Die funktionale Anwendung der Religion wird zudem immer mehr an die Wirkdimensionen der Enden des Lebens verlagert. Doch auch die Fragen nach dem Woher und Wohin beziehen sich auf natürliche Phänomene, auf die Entstehung des Universums, der Welt sowie des Lebens an einem Ende und des persönlichen Todes am anderen Ende. Sie sind damit theoretisch erklärbar und überprüfbar, auch wenn wir (noch) nicht wissen, wie. Religion, die sich punkto Naturwissenschaft nicht völlig der Lächerlichkeit preisgeben will, zieht sich hier immer mehr auf Umstände zurück, die sich dieser Überprüfbarkeit weitgehend entziehen. Das heißt, Religionen reduzieren sich in ihren Erklärungsmodellen der Natur heute oft auf den Zustand im Urknall und nach dem Tod, in dem die Empirie noch an ihre natürlichen Grenzen stößt. Naturwissenschaftliche Phänomene im gegenwärtigen Diesseits sind in den religiösen Erklärungsmustern praktisch gänzlich ausgespart, im Widerspruch werden sie mit Wundern und Textsymbolik wegerklärt. Für das Hier und Jetzt beschränken sich die Religionen darauf, Handlungsdirektiven, die das Zusammenleben regeln, als unverrückbare Moralvorschriften zu definieren. Götter geben auch keine Anleitungen, wie Gesetzgebung flexibel und der Zeit gemäß vonstattenzugehen hat; sie machen die Gesetze kurzerhand selbst und schicken sie in Form von Steintafeln, goldenen Platten oder schlichten Visionen auf die Erde. Propheten dolmetschen als Medien diesen göttlichen Informationsfluss, aber es bedarf weiterer Interpreten für den laufenden Betrieb der religiösen Abwicklungsorganisation.
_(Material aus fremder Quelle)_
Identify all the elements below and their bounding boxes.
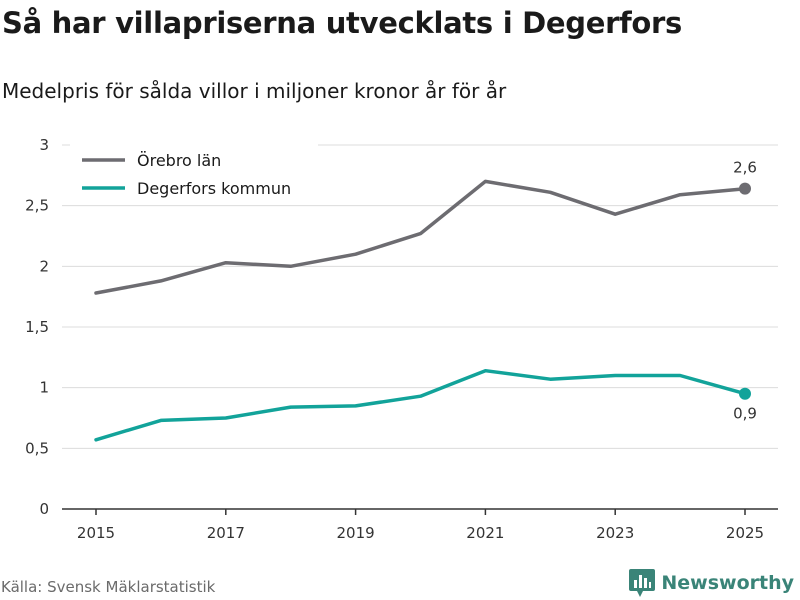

Diese Personen nehmen eine besondere gesellschaftliche Position ein. Wir sprechen vom Klerus, den Geistlichen mit all ihren klingenden Bezeichnungen wie Priester, Rabbi, Imam, Schamane, Guru, Druide et cetera pp.

Die göttlichen Handlungsanleitungen für das menschliche Zusammenleben wurden naturgemäß von Menschen selbst erfunden und werden von diesen interpretiert, geändert und kontrolliert, um damit die Gesellschaft zu lenken. Unmittelbar oder mittelbar über die Politik.